Federal Court Confirms UPEs Are Not Division 7A Loans

Table of Contents

  1. What is a UPE?

  2. What is Division 7A and Why Does It Matter?

  3. Background: How Did We Get Here?

  4. What Does This Mean for Accountants & Business Owners?

  5. Will the ATO Accept the Court’s Decision This Time?

  6. Conclusion


Introduction


In a major ruling, the Full Court of the Federal Court of Australia has upheld that unpaid present entitlements (UPEs) are not loans under Division 7A of the Income Tax Assessment Act 1936 (Cth). This decision, in Commissioner of Taxation v Bendel [2025] FCAFC 15, contradicts the Australian Taxation Office (ATO)'s long-standing position that a UPE amounts to “financial accommodation” and should be treated as a Division 7A loan.


What is a UPE?

If you have a trust with a company as a beneficiary, this applies to you. Here’s what a UPE (unpaid present entitlement) means in simple terms:

Let’s say your trust made a profit of $100,000 this year. Instead of paying it to your company straight away, you decide to leave it sitting in the trust. That ‘promise to pay’ is called an unpaid present entitlement (UPE).

Normally, this is just an internal accounting entry—it doesn’t mean money has moved. But the ATO has argued that even though no cash changed hands, this arrangement is still a loan under Division 7A and should be taxed accordingly.


What is Division 7A and Why Does It Matter?

Division 7A is a tax rule designed to stop private companies from making tax-free payments to business owners and their trusts.

Normally, if your company lends money to you or your trust, you need to either pay it back or set up a formal loan agreement to avoid extra tax. The ATO wanted to treat UPEs the same way, even though no actual loan existed.

What Was the ATO Trying to Do?

The ATO has long argued that a UPE is really just a disguised loan. This meant that business owners could be hit with: 

  1. Extra tax under Division 7A

  2. The requirement to put formal loan agreements in place 

  3. Potential penalties for non-compliance


Background: How Did We Get Here?

For years, the ATO has treated UPEs owed to corporate beneficiaries as loans for Division 7A purposes, arguing that the unpaid amount represents financial accommodation—one of the legal definitions of a loan under the Act. This has had major tax compliance implications for trusts, requiring trustees to either put Division 7A loan agreements in place or pay out UPEs to avoid deemed dividends.

However, taxpayers have pushed back against this interpretation, leading to the test case of Bendel, where the Administrative Appeals Tribunal (AAT) ruled that a UPE is not a loan. The ATO appealed, but the Full Federal Court dismissed the appeal, reinforcing the original decision.


What Does This Mean for Accountants & Business Owners?

  1. UPEs may no longer be automatically subject to Division 7A – If this decision stands, trusts with corporate beneficiaries could face less tax compliance burden related to UPEs.

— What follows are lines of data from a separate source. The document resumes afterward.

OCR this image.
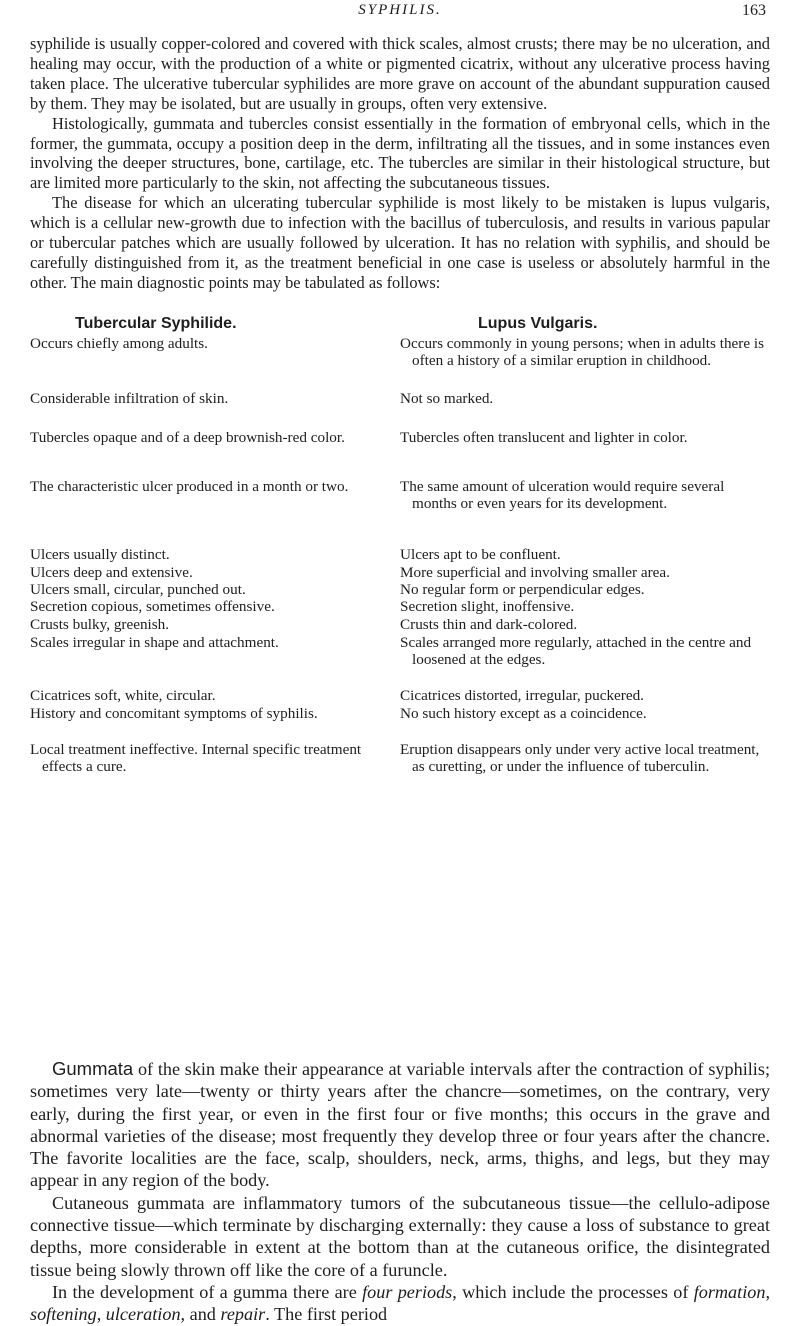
SYPHILIS.	163

syphilide is usually copper-colored and covered with thick scales, almost crusts; there may be no ulceration, and healing may occur, with the production of a white or pigmented cicatrix, without any ulcerative process having taken place. The ulcerative tubercular syphilides are more grave on account of the abundant suppuration caused by them. They may be isolated, but are usually in groups, often very extensive.

Histologically, gummata and tubercles consist essentially in the formation of embryonal cells, which in the former, the gummata, occupy a position deep in the derm, infiltrating all the tissues, and in some instances even involving the deeper structures, bone, cartilage, etc. The tubercles are similar in their histological structure, but are limited more particularly to the skin, not affecting the subcutaneous tissues.

The disease for which an ulcerating tubercular syphilide is most likely to be mistaken is lupus vulgaris, which is a cellular new-growth due to infection with the bacillus of tuberculosis, and results in various papular or tubercular patches which are usually followed by ulceration. It has no relation with syphilis, and should be carefully distinguished from it, as the treatment beneficial in one case is useless or absolutely harmful in the other. The main diagnostic points may be tabulated as follows:

Tubercular Syphilide.

Occurs chiefly among adults.

Considerable infiltration of skin.

Tubercles opaque and of a deep brownish-red color.

The characteristic ulcer produced in a month or two.

Ulcers usually distinct.

Ulcers deep and extensive.

Ulcers small, circular, punched out.

Secretion copious, sometimes offensive.

Crusts bulky, greenish.

Scales irregular in shape and attachment.

Cicatrices soft, white, circular.

History and concomitant symptoms of syphilis.

Local treatment ineffective. Internal specific treatment effects a cure.

Lupus Vulgaris.

Occurs commonly in young persons; when in adults there is often a history of a similar eruption in childhood.

Not so marked.

Tubercles often translucent and lighter in color.

The same amount of ulceration would require several months or even years for its development.

Ulcers apt to be confluent.

More superficial and involving smaller area.

No regular form or perpendicular edges.

Secretion slight, inoffensive.

Crusts thin and dark-colored.

Scales arranged more regularly, attached in the centre and loosened at the edges.

Cicatrices distorted, irregular, puckered.

No such history except as a coincidence.

Eruption disappears only under very active local treatment, as curetting, or under the influence of tuberculin.

Gummata of the skin make their appearance at variable intervals after the contraction of syphilis; sometimes very late—twenty or thirty years after the chancre—sometimes, on the contrary, very early, during the first year, or even in the first four or five months; this occurs in the grave and abnormal varieties of the disease; most frequently they develop three or four years after the chancre. The favorite localities are the face, scalp, shoulders, neck, arms, thighs, and legs, but they may appear in any region of the body.

Cutaneous gummata are inflammatory tumors of the subcutaneous tissue—the cellulo-adipose connective tissue—which terminate by discharging externally: they cause a loss of substance to great depths, more considerable in extent at the bottom than at the cutaneous orifice, the disintegrated tissue being slowly thrown off like the core of a furuncle.

In the development of a gumma there are four periods, which include the processes of formation, softening, ulceration, and repair. The first period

  2. ATO’s response is unclear – The ATO has a history of resisting court rulings on Division 7A. After losing the Colonial First State case in 2011, it issued Tax Determination TD 2011/16, effectively reasserting its position despite the court ruling. More recently, the ATO has issued Tax Determination TD 2022/11, reinforcing its stance that UPEs constitute financial accommodation under Division 7A. Will it do the same here?

  3. Taxpayers must remain cautious – While this decision is a win for trusts and tax planning, the ATO could appeal further, issue new guidance, or push for legislative changes. Until there is clear direction, trustees and advisors should tread carefully.


Will the ATO Accept the Court’s Decision This Time?

This is the big unknown. The ATO has previously gone against court rulings by issuing tax determinations (TDs) to maintain its stance. It may do so again or attempt to lobby for legislative amendments that bring UPEs back under Division 7A. Additionally, Section 100A of the Income Tax Assessment Act 1936 remains another tool the ATO could use to scrutinise trust distributions, particularly in cases where distributions are viewed as reimbursement agreements.

What Should Business Owners Do Now?

  1. If you have a trust with a company beneficiary, check whether you have UPEs.

  2. Talk to your accountant before assuming this case means no more Division 7A worries.

  3. Keep an eye on the ATO’s response—things might change.


Conclusion: A Win for Taxpayers, But the Fight Might Not Be Over

The Bendel ruling confirms that a UPE is not a loan under Division 7A, but history shows the ATO may not accept defeat quietly. Accountants, tax agents, and trustees should remain vigilant and wait for further clarity before assuming UPEs are safe from Division 7A forever.